Найти в Дзене
Binary Filosofy/ФИЛОСОФИЯ

ЭКЗИСТЕНЦИАЛИЗМ И ПОСЛЕВОЕННЫЙ МИР

Настоящую черту под модернистским этапом в развитии европейской цивилизации подвела Первая мировая война, обозначившая необходимость пересмотра всех ценностей, выстраивавшихся веками. Философы, писатели и ученые, думая об этих трагических событиях, приходили к выводу о крушении классической европейской системы, изменении места человеческой личности и необходимости нового социально-экономического и политического порядка.

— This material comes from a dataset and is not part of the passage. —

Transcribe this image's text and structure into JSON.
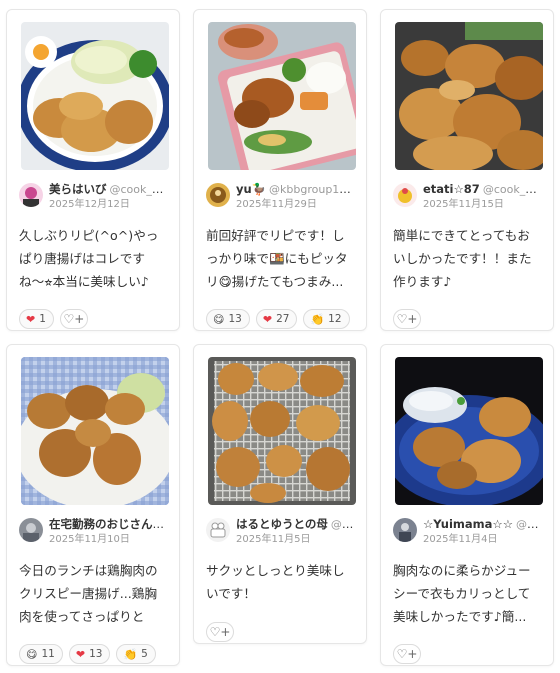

Первая мировая война воспринималась современниками, как подлинная цивилизационная катастрофа, определившая историческое лицо не только XX, но и начала XI века. Русский философ Н. А. Бердяев сравнивал Первую мировую войну с девятым валом, который похоронил под собою все прежние новоевропейские культурные иллюзии и социальные утопии. «Выясняется не теорией, а самой жизнью, что социальный гуманизм имел слишком ограниченный и слишком поверхностный базис. Не было принято во внимание, что существуют глубокие недра земли и необъятная мировая ширь и звездные миры. Много темно иррационального, всегда приносящего неожиданность, лежит в этих недрах и в бесконечной шири... Слишком многое не принимается во внимание в социальных утопиях, всегда основанных на упрощении и искусственной изоляции». Так события европейской истории 1914–1918 гг. крайне явно показали всю хрупкость и неустойчивость всякого существования.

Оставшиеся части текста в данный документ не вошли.